Title: Immune Response to Orally Administered Killed MAP in Calves

item Sweeney, R
item Stabel, Judith
item Whitlock, R

Submitted to: Meeting Abstract
Publication Type: Abstract Only
Publication Acceptance Date: 3/6/2008
Publication Date: 4/18/2008
Citation: Sweeney, R.W., Stabel, J.R., Whitlock, R.H. 2008. Immune Response to Orally Administered Killed MAP in Calves [abstract]. Johne's Disease Integrated Program.

Interpretive Summary:

Technical Abstract: The objective of this study was to determine whether orally administered heat-killed MAP could induce a protective immune response in calves.
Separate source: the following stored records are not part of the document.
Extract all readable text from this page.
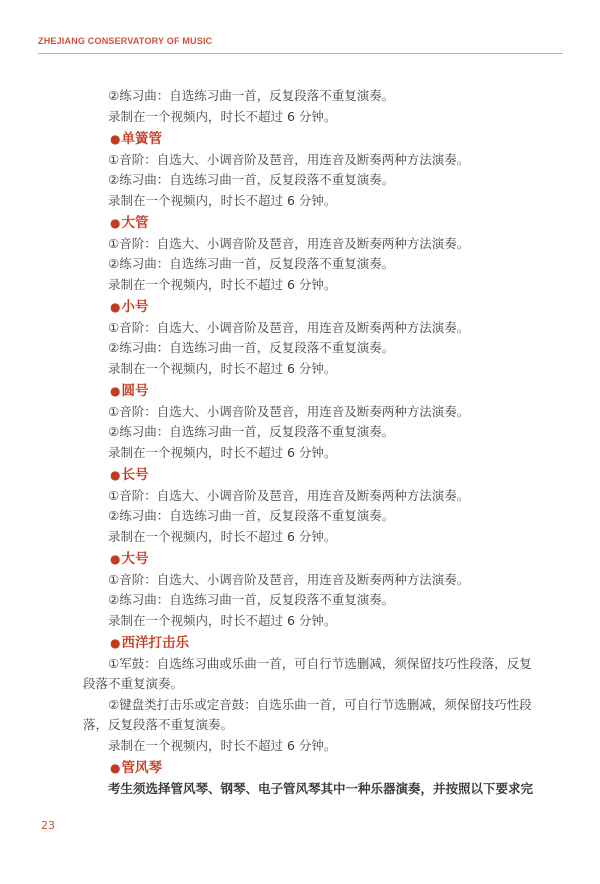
ZHEJIANG CONSERVATORY OF MUSIC

②练习曲：自选练习曲一首，反复段落不重复演奏。

录制在一个视频内，时长不超过 6 分钟。

●单簧管

①音阶：自选大、小调音阶及琶音，用连音及断奏两种方法演奏。

②练习曲：自选练习曲一首，反复段落不重复演奏。

录制在一个视频内，时长不超过 6 分钟。

●大管

①音阶：自选大、小调音阶及琶音，用连音及断奏两种方法演奏。

②练习曲：自选练习曲一首，反复段落不重复演奏。

录制在一个视频内，时长不超过 6 分钟。

●小号

①音阶：自选大、小调音阶及琶音，用连音及断奏两种方法演奏。

②练习曲：自选练习曲一首，反复段落不重复演奏。

录制在一个视频内，时长不超过 6 分钟。

●圆号

①音阶：自选大、小调音阶及琶音，用连音及断奏两种方法演奏。

②练习曲：自选练习曲一首，反复段落不重复演奏。

录制在一个视频内，时长不超过 6 分钟。

●长号

①音阶：自选大、小调音阶及琶音，用连音及断奏两种方法演奏。

②练习曲：自选练习曲一首，反复段落不重复演奏。

录制在一个视频内，时长不超过 6 分钟。

●大号

①音阶：自选大、小调音阶及琶音，用连音及断奏两种方法演奏。

②练习曲：自选练习曲一首，反复段落不重复演奏。

录制在一个视频内，时长不超过 6 分钟。

●西洋打击乐

①军鼓：自选练习曲或乐曲一首，可自行节选删减，须保留技巧性段落，反复段落不重复演奏。

②键盘类打击乐或定音鼓：自选乐曲一首，可自行节选删减，须保留技巧性段落，反复段落不重复演奏。

录制在一个视频内，时长不超过 6 分钟。

●管风琴

考生须选择管风琴、钢琴、电子管风琴其中一种乐器演奏，并按照以下要求完

23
Newborn male dairy calves were randomly assigned to one of 4 treatment groups: Heat killed MAP only (n=2), live MAP challenge only (n=4), heat killed MAP followed by live MAP challenge (n=4), and untreated controls (n=2). Calves were given 10^8 CFU of heat killed field strain isolate of MAP (or placebo) orally at 7 and 21 days of age, and given a live challenge of 2x10^8 CFU/day MAP orally on two consecutive days at 35 days of age. Calves were euthanized 7 weeks after the live MAP challenge. Supernatants from PBL and mesenteric lymph node cell cultures, collected at the end of the study, were assayed by ELISA for IFN-gamma and IL-10 following stimulation in-vitro with MAP antigens. Intestinal tissues and corresponding mesenteric lymph nodes (MLN) harvested at post-mortem were cultured for MAP on HEYM. Following in-vitro stimulation with MAP antigens, there were no differences between groups in IL-10 concentration from supernatants of PBL or mesenteric lymph node cells. Concentrations of IFN-gamma from supernatants of PBL and MLN cells were approximately 2- to 16-fold higher in the 3 treatment groups compared with controls, but the differences were not significant. In the calves that received the killed MAP only, the induction of in-vitro IFN-gamma production appeared greater in MLN cells (16-fold higher than controls) than PBL (2-fold higher than controls), whereas in calves that received live MAP, responses in PBL were comparable to MLN cells. There were no differences in the number of tissues culture-positive for MAP, nor for the total number of CFU/tissue between the two live challenge groups. In summary, heat killed MAP did appear to induce antigen specific IFN-gamma production in PBL and mesenteric lymph node cells of calves following oral administration. This response appeared greater in mesenteric lymph node cells than PBLs, when only heat-killed MAP was given. Differences between groups were not statistically significant in part due to the small number of calves in this pilot study. However, administration of heat-killed MAP did not appear to result in reduced tissue colonization with MAP after subsequent live MAP challenge.